# Sheffield No2id Meeting



## belboid (Mar 13, 2009)

The first meeting of the new Sheffield group has been arranged for

7.30 WEDNESDAY MARCH 25TH

at

The Harlequin Pub, 108 Nursery St, Sheffield, S3 8GG - http://maps.google.co.uk/maps?q=s3+8gg

On the agenda will be future meetings, city centre stalls, and any other activities.
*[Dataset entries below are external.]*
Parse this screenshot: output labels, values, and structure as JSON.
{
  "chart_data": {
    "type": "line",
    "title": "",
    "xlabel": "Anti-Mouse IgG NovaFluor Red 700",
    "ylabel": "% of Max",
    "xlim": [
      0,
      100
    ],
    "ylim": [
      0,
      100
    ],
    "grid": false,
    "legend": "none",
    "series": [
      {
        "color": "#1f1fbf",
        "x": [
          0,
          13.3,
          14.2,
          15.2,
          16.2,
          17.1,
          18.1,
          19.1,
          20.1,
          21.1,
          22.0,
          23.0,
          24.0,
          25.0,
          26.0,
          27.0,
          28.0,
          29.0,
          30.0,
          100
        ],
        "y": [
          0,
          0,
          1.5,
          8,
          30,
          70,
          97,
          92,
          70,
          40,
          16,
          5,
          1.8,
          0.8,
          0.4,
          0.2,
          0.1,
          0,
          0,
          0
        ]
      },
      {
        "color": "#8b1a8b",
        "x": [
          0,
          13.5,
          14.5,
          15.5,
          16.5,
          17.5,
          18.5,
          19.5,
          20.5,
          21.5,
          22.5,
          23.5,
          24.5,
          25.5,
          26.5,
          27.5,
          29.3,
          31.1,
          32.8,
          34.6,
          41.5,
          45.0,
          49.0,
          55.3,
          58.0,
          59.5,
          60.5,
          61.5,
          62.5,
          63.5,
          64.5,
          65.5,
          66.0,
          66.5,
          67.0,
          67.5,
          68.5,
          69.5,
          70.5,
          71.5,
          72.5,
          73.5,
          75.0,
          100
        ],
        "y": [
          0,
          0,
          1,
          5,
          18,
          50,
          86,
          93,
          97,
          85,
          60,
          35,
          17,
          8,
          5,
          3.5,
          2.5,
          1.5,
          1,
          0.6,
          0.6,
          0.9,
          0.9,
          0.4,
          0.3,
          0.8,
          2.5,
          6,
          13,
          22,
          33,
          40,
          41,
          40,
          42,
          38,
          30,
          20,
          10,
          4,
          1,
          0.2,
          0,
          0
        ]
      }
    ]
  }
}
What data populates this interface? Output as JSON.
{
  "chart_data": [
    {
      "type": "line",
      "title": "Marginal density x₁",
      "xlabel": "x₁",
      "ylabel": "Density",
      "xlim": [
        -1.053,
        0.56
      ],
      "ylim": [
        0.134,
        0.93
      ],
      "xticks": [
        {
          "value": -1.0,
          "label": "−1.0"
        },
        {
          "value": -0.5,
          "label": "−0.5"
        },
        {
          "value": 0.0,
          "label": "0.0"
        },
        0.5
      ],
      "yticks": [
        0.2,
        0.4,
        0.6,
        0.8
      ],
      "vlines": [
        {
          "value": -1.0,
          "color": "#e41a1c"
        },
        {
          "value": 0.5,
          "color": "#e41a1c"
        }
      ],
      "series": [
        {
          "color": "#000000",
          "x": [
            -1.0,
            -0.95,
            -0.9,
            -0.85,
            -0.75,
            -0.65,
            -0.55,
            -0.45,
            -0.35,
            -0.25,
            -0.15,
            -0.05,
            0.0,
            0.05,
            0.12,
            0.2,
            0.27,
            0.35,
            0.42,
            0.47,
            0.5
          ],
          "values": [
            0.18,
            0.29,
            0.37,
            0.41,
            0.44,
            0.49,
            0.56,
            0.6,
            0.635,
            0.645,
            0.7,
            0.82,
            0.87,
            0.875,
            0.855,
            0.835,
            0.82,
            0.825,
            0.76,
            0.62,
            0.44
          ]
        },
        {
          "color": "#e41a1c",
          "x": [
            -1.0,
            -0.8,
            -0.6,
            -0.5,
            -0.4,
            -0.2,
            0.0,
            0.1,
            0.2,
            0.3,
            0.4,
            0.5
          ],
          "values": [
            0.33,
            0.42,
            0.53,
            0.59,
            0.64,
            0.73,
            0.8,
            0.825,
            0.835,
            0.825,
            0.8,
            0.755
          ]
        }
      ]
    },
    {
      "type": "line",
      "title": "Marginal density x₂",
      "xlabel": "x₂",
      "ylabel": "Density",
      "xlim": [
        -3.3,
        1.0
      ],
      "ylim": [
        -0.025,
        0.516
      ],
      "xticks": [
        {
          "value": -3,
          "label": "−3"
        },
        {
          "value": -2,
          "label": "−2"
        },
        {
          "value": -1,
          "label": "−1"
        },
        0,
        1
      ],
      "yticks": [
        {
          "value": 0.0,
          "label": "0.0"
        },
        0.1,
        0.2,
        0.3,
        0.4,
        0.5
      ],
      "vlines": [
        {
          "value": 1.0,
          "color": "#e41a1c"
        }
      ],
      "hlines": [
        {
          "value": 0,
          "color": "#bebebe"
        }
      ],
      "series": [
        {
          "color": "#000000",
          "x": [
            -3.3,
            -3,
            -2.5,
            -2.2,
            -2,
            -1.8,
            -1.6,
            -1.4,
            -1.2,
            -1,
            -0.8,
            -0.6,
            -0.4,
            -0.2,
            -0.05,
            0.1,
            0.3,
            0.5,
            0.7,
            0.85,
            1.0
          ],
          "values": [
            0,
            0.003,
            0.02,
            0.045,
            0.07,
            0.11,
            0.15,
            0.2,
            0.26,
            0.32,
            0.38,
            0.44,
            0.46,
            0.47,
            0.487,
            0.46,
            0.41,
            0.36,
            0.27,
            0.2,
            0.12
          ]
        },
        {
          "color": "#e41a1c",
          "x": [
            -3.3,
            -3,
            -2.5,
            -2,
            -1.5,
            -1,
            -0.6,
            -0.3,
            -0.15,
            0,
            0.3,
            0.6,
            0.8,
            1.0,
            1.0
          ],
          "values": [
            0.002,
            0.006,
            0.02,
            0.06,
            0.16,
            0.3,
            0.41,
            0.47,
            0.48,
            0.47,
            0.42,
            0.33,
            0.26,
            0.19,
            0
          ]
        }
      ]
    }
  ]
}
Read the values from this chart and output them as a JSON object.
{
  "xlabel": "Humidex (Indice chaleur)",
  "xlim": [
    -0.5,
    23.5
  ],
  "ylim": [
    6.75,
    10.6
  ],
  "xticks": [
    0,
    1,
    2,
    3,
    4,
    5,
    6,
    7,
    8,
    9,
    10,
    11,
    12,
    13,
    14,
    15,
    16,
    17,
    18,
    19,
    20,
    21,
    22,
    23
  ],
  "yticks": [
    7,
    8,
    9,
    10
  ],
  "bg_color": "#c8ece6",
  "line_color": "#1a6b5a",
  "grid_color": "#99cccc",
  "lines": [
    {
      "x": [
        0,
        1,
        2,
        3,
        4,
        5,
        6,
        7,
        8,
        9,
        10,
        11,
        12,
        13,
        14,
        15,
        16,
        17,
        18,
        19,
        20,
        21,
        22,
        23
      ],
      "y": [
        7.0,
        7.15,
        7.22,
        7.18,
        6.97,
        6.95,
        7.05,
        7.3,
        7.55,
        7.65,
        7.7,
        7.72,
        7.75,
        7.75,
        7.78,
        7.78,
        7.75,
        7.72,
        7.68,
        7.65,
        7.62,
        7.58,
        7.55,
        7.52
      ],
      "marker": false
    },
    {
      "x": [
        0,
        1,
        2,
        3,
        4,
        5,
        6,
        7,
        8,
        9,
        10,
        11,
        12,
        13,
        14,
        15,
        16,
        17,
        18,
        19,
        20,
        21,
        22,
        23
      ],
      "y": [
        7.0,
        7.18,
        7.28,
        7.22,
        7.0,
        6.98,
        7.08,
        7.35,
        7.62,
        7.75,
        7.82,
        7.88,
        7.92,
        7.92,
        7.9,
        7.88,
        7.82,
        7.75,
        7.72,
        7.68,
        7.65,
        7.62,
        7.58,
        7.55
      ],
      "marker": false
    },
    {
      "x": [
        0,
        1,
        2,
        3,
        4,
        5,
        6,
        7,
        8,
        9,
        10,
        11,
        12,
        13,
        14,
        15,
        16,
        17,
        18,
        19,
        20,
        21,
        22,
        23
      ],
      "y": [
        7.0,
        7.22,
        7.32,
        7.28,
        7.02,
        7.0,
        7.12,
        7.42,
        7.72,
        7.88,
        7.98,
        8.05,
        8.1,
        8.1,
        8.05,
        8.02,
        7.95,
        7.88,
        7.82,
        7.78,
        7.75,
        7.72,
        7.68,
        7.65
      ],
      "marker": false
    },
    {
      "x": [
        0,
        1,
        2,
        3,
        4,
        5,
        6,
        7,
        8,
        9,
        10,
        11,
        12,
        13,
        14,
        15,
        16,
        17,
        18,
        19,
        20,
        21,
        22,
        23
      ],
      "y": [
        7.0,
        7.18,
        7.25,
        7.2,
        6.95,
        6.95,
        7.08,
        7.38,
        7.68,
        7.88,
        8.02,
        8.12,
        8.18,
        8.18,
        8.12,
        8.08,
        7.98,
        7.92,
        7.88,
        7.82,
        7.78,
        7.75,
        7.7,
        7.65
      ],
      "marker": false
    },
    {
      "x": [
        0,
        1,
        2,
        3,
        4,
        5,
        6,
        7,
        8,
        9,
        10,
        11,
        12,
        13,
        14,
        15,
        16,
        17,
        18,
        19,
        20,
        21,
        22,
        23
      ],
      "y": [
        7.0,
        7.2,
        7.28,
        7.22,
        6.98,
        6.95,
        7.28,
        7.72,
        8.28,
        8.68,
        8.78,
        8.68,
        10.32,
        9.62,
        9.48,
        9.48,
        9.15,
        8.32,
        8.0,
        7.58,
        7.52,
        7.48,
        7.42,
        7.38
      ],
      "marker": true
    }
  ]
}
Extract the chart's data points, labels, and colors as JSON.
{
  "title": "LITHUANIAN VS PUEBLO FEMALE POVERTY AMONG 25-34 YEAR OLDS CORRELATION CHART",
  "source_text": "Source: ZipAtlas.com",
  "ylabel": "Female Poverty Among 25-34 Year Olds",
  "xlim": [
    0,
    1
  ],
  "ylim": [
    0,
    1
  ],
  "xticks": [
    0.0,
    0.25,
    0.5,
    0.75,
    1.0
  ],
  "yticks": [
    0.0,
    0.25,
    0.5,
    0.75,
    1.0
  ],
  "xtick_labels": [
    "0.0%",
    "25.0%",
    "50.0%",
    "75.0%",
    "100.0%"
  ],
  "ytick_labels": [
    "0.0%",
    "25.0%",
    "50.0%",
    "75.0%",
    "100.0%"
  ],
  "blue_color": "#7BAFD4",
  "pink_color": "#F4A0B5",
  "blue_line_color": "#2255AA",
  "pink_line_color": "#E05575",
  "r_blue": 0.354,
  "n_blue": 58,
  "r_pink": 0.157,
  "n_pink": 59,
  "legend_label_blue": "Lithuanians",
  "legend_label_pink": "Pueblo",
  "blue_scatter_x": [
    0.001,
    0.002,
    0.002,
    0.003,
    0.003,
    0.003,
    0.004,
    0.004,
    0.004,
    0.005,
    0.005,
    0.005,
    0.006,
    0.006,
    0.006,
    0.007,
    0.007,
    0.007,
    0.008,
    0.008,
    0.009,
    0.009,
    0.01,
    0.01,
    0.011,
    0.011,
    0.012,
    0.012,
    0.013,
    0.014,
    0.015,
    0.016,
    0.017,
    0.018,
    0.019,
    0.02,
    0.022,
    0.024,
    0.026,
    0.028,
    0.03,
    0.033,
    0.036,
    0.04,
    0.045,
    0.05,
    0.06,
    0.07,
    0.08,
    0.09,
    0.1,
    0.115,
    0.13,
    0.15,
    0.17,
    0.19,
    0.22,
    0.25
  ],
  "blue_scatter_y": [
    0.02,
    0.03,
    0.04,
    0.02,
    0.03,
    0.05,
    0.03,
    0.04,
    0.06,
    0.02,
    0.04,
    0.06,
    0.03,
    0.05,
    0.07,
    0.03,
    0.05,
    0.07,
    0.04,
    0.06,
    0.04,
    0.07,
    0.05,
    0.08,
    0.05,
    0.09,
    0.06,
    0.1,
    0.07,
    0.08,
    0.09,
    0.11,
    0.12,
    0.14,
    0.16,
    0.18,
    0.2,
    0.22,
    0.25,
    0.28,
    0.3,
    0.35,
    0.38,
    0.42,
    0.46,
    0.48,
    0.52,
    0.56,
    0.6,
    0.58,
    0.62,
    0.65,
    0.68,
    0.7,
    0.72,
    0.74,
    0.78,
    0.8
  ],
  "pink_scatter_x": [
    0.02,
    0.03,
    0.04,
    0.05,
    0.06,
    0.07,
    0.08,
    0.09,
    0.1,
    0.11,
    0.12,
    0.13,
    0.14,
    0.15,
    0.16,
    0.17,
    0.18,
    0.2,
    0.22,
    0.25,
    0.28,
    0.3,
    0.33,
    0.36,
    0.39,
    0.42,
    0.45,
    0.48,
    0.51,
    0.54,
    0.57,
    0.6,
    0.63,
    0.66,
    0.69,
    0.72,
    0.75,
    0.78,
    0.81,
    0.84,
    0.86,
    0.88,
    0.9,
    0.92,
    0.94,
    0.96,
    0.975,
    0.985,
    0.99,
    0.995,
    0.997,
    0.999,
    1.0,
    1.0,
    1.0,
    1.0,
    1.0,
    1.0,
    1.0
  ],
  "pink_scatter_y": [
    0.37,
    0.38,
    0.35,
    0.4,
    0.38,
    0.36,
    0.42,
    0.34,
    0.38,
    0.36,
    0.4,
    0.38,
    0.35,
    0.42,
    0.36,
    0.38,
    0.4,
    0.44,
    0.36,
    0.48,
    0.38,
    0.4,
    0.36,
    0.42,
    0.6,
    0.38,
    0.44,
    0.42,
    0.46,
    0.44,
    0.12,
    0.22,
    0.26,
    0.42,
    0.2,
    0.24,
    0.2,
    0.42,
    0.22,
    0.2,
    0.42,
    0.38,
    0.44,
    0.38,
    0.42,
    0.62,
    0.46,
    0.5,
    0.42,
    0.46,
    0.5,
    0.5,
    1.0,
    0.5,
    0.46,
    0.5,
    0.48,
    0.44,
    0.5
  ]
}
Please sign up to the mailing list for further details, if you havent done already.

http://lists.no2id.net/mailman/listinfo/no2id.sheffield

Buses: 47, 48 & 53 go right past the pub, Buses: 7, 20, 20A, 29, 33, 75, 76, 83, 88, 97,98, 265 go to the Wicker, two mintes walk away


----------



## Intastella (Mar 13, 2009)

Me and the boy will try to make it to this


----------



## Intastella (Mar 26, 2009)

Couldn't make it afterall  How was the turnout?


----------



## belboid (Mar 26, 2009)

Twas good, standing room only!  Admittedly, we only had a very small room......

16 people there I think, arranged to do a street stall on April 18th, from 11 somewhere near fargate/peace gardens.  Next meeeting planned for first wednesday in may, same venue


----------



## Intastella (Mar 26, 2009)

Nice 1, i'll write that date on mi fridge


----------



## belboid (Mar 26, 2009)

Great, the more the merrier!  I was very pleasantly surprised that I only knew one other person there, a good broad range of people.


----------